Юноша недоверчиво покосился на толстяка, но глаза у того были пьяные и честные.
– Слушай, парень, – обнял его за плечи баритон, – ты мне чем-то симпатичен, и поэтому я хочу дать тебе один совет. – Он сделал паузу и пожевал губами. – Беги отсюда, пока они тебя не сожрали!
– В каком смысле? – не понял юноша.
– В таком. Сам думай, в каком, – таинственно заключил баритон и погрузился в молчаливую задумчивость.
Безудержная пляска угасала.

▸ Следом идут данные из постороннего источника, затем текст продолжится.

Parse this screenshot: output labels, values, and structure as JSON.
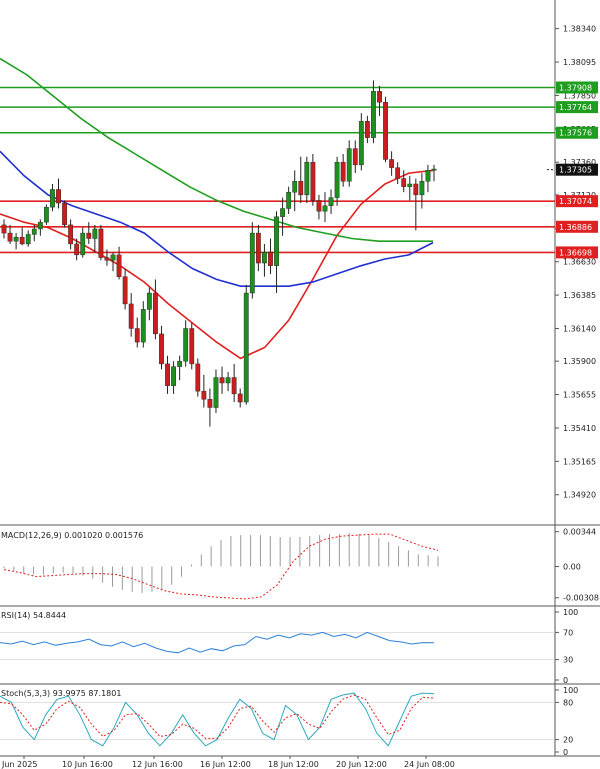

Близилась полночь; гасили свет, убирали со стола пустые рюмки и чашки, прятали недоеденную колбасу. Утомленные девицы разом закурили.
Юноша почувствовал страшную усталость; виски ныли, словно кто-то невидимый пытался просверлить их насквозь.
– Устал? – услышал он голос старика и, подняв голову, мучительно улыбнулся.
Старик весело глядел на него и, казалось, был очень доволен.
– Приходи завтра. Придешь?
– Не знаю, – замялся юноша, – может быть.
– Ну, гляди сам, – позволил старик. – У нас посещение свободное.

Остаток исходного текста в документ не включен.